For e-commerce sites, identifying at what stage your visitors are leaving your sales funnel is vital. Through exit rates, you’ll see which pages are having an impact on your visitors leaving, what content is causing them to leave or if there’s any particular channel causing them to leave. Knowing where your visitors are dropping off from the site as they progress is vital.

Metric 4: New vs Returning Visitors:

One of the best audience demographics in Google Analytics is new vs. returning visitors. A new visitor is one who’s visiting your site from a new device completely for the first time.

A returning visitor has visited your site before and has returned. Google Analytics will give you insights into how much of your traffic is fresh and how much is returning. This will include the behavior of each cohort, including bounce rates and average time per session.

Why is this useful?

If you’re running an e-commerce site, knowing who you’re converting most often is extremely valuable. You can possibly incentivize new, price sensitive customers to purchase through pop-up deals or discounts. Knowing whether you’re more successful attracting or retaining visitors will greatly inform your marketing decisions.

For example, do you have a high bounce rate on returning visitors? If so, you may have a great ability to attract new visitors through advertising or keywords, but a poor ability to keep them interested to return. This may cause you to invest more in a compelling, interesting content strategy.

Google Analytics goals

Metric: 5: Goals:

Goals are one of the most important metrics Google Analytics has to offer. They’re extremely tailored to seeing if your visitors convert into taking a desired action. When you set a goal, you tell Google that when a certain criterion is met, this is considered a goal. For an e-commerce site, there are numerous templates Google has for goals:

Revenue goals – These include placing an order and checkout completion.

Acquisition – This is whenever a user creates an account.

Inquiry goals – This is when a view more, views a contact us page, sees deals or reads reviews.

Engagement goals – This is when a user compares information (features, products or options), shares your content on social, signs up to a newsletter or saves products to a shopping cart.

Custom – This is where you can create your own custom goal template not included in the above templates.

Once this is decided, you can describe exactly what your goal will look like. You can select a URL destination that, once reached, will trigger your goal to be a success. This could be a thank-you page after a product has been purchased, or when something has been downloaded.

Why are Goals Important?

Whether you’re getting sign-ups to your email list, selling products / services or providing a free e-book, your goals are vital to measuring your success.

Google Analytics tablet

Wrap Up:

Google Analytics provides powerful data to aid your decision-making. By using these above five metrics, you can gain greater insights into your audience sources, their behavior and their demographics.
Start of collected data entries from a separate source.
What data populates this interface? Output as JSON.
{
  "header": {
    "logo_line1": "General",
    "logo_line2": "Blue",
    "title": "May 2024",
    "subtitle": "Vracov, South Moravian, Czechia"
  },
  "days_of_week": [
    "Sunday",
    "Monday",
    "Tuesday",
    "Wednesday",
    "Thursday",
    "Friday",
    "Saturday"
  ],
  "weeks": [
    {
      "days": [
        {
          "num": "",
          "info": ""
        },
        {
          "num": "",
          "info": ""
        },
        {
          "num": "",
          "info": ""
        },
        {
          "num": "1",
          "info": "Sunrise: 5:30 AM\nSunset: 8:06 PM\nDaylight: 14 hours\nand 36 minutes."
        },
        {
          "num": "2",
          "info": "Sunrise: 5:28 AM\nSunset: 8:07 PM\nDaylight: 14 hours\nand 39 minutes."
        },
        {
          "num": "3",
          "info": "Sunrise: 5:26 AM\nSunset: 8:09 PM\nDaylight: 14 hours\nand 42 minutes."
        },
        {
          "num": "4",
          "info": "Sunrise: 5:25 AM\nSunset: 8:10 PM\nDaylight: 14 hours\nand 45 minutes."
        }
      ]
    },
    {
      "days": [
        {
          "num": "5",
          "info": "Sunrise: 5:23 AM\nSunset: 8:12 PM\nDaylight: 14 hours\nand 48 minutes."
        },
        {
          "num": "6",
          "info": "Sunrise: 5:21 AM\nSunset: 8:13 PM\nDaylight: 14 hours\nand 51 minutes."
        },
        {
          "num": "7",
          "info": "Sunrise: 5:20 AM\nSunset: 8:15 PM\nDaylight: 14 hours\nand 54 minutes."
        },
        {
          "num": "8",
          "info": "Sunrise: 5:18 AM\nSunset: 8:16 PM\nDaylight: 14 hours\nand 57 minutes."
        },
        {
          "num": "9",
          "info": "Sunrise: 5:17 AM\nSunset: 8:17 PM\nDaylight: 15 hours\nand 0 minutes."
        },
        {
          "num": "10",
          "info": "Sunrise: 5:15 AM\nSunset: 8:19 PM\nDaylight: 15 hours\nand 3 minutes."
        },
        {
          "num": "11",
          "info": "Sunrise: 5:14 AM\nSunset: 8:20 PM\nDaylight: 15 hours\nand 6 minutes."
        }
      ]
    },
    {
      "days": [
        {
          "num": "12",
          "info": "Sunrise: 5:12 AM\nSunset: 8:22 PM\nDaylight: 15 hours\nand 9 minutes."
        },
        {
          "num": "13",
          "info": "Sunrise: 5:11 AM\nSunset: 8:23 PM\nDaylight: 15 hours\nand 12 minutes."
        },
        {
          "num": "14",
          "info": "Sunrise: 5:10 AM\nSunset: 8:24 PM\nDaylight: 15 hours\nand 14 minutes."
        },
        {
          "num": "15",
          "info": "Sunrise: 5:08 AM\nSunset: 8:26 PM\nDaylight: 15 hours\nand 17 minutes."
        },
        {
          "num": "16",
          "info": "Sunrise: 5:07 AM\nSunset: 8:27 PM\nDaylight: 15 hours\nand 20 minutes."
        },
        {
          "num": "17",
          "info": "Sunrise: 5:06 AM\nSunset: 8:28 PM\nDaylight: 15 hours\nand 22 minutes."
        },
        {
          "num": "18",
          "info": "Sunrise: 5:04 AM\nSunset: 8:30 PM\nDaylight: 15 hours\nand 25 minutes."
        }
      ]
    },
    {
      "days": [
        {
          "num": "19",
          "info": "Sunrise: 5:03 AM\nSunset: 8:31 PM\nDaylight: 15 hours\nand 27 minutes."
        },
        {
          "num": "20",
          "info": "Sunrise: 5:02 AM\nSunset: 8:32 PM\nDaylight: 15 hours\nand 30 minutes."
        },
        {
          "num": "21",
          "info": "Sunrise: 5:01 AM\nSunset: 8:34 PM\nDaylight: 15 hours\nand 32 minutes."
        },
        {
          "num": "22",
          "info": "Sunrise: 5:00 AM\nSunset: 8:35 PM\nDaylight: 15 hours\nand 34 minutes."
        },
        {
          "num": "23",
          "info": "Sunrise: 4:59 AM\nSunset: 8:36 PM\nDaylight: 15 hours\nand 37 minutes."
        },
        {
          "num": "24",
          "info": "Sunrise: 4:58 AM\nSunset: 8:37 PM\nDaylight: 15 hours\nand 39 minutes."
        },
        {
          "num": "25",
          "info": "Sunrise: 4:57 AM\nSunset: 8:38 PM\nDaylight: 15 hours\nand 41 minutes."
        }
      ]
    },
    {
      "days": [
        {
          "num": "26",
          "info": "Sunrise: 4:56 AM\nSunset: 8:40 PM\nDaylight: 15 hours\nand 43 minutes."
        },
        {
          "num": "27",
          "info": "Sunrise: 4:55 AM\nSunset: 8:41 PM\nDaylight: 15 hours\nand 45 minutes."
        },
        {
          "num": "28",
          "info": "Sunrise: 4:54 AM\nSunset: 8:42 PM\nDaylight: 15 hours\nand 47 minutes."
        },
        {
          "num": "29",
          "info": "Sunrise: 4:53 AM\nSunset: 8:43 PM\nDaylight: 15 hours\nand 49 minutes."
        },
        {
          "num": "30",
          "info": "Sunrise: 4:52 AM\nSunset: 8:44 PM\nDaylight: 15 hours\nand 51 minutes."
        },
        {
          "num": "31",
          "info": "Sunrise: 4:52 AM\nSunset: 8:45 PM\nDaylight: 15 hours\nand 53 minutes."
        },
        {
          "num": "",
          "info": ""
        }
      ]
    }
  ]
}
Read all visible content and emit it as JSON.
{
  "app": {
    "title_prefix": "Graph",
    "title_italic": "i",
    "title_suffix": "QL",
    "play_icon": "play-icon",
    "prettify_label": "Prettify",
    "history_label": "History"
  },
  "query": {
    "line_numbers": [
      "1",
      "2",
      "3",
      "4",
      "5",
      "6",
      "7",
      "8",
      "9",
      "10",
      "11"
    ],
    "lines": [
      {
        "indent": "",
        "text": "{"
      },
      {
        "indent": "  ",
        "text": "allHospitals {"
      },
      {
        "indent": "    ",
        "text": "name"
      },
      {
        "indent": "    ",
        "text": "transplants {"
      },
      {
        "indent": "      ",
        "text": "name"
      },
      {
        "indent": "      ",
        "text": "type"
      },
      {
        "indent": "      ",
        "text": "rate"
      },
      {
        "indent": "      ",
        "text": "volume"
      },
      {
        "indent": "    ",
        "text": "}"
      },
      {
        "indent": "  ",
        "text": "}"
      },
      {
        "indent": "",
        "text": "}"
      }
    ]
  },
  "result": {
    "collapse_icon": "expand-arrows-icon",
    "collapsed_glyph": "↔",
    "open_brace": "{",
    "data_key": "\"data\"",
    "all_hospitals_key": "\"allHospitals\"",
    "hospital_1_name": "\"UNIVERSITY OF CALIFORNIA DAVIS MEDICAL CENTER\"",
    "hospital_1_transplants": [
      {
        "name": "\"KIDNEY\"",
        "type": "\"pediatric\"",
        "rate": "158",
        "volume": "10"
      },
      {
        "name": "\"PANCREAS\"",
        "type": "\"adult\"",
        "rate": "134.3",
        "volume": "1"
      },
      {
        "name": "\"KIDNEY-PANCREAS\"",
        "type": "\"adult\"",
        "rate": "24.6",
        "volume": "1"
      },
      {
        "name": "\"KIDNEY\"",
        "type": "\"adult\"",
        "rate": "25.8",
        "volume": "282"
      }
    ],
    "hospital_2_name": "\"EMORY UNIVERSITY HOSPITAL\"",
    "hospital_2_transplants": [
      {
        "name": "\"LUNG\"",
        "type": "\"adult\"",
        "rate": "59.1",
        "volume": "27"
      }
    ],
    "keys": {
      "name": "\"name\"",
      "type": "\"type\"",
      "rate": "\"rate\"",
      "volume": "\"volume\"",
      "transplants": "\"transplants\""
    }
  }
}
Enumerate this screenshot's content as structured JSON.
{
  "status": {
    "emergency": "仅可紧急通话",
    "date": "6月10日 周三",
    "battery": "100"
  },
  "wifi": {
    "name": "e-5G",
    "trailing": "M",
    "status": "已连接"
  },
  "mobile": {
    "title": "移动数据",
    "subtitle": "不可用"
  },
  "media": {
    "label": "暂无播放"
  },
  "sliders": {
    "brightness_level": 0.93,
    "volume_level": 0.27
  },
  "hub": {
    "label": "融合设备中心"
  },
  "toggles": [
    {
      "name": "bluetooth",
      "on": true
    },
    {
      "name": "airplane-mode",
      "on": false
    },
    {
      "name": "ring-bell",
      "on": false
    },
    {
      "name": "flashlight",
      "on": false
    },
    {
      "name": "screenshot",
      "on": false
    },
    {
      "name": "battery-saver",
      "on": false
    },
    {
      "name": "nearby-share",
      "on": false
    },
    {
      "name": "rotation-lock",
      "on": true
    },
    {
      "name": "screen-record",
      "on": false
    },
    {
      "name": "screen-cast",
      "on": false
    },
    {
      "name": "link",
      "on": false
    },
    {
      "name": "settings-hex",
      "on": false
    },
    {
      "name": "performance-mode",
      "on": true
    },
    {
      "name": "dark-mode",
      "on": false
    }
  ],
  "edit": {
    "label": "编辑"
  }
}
It’s important to note that while Google Analytics will give you the information, you must decide the meaning from the data. Understanding and interpreting metrics is the first step in the road to mastering Google Analytics.

There are also considerations around the size of the data pool and the time frame. A smaller data pool will give you less accurate information, while historical data that doesn’t take into account key changes you made to your site will muddy the clarity around the data.

When in doubt, return to this guide and follow the practices that will help you on your way to understanding the biggest metrics in Google Analytics.